Giovanni del Virgilio. - Nacque a Bologna prima del 1300 da famiglia probabilmente di origine padovana; il padre si chiamava Antonio; l'appellativo ‛ del Virgilio ' sembra essere un soprannome, che egli si meritò come commentatore o comunque ammiratore del poeta latino (" Iohannes quondam magistri Antonii, qui dicitur de Virgilio " è chiamato in un documento, e " vocalis verna Maronis "si dice egli stesso nell'epistola a D.; cfr. Eg 136); non lo aveva ancora quando compose il Diaffonus, corrispondenza poetica con un ser Nuzio marchigiano.

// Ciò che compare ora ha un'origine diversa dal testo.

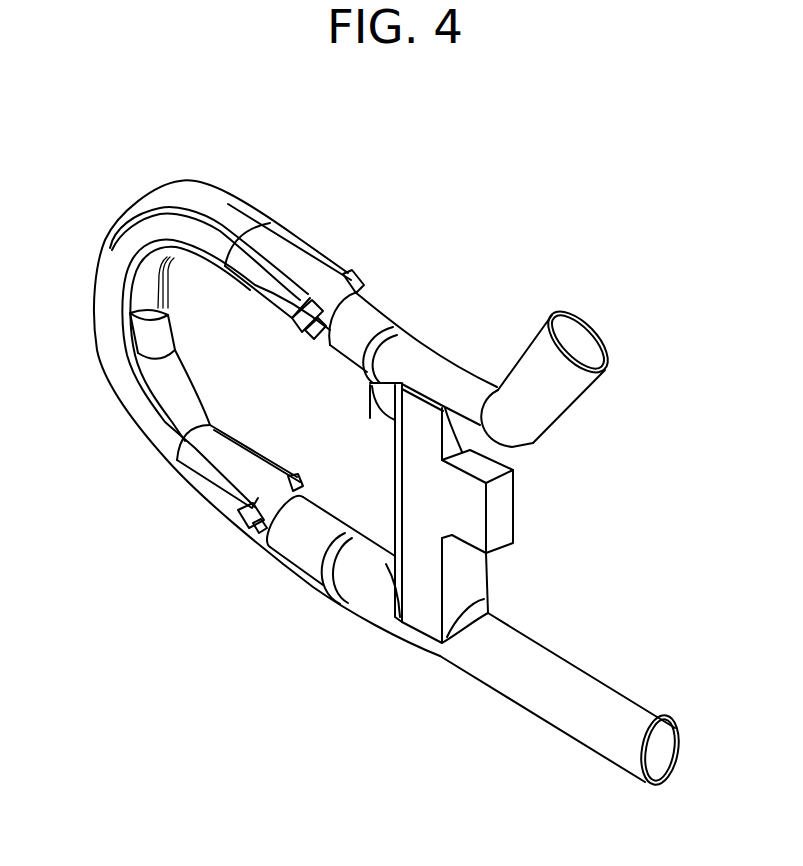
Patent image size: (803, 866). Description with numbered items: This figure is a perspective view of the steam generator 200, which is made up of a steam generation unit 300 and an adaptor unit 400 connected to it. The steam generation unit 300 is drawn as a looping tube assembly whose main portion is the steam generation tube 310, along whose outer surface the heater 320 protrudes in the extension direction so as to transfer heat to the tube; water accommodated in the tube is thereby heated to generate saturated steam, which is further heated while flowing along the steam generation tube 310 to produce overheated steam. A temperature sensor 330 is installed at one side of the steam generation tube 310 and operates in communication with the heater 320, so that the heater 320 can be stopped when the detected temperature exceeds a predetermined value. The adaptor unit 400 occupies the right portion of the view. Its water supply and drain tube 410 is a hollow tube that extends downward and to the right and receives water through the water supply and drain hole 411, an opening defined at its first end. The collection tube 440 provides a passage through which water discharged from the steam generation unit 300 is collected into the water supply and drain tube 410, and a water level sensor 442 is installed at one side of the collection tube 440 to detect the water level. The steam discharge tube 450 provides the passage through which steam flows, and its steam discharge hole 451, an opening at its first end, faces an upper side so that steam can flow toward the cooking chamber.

Nel novembre 1321, a richiesta degli studenti, ebbe incarico dal comune di Bologna di tenere corsi sui grandi autori (Virgilio, Stazio, Lucano, Ovidio); forse insegnava già da prima senza pubblico stipendio. Continuò a insegnare fino al 1323; sappiamo che il comune ritardò il pagamento dello stipendio dovutogli per quell'anno (egli stesso se ne lagna nell'egloga al Mussato: v. 146), e che nell'aprile fu assalito e ferito da un tale Banduccino di Banduccio Bergognoni da Lucca. Sembra che di ciò abbia avuto soddisfazione dal comune, non però nella misura che avrebbe desiderato. Forse in seguito a questi fatti si trasferì a Cesena, dov'era certamente nel novembre 1324 e nel febbraio-marzo 1325, quando ebbe finalmente lo stipendio dovutogli dal comune di Bologna. Tra il 1324 e l'estate del 1325 cade la composizione dell'egloga ad A. Mussato che, accresciuta di una specie di poscritto, fu inviata al destinatario solo nel 1327. Un documento del marzo 1326 attesta una sua presenza a Bologna, ma nulla autorizza a ritenere che egli sia ritornato definitivamente in quella città e vi abbia ripreso l'insegnamento. Non abbiamo notizie posteriori al 1327. Si è creduto di poter identificare un suo figlio in un " Virgilius Iohannis Virgilii ", immatricolato notaio in Bologna nel 1327 (e più tardi in un " Bartholomaeus de Mestre filius quondam Iohannis de Virgilio ", vivente a Venezia nel 1374-75).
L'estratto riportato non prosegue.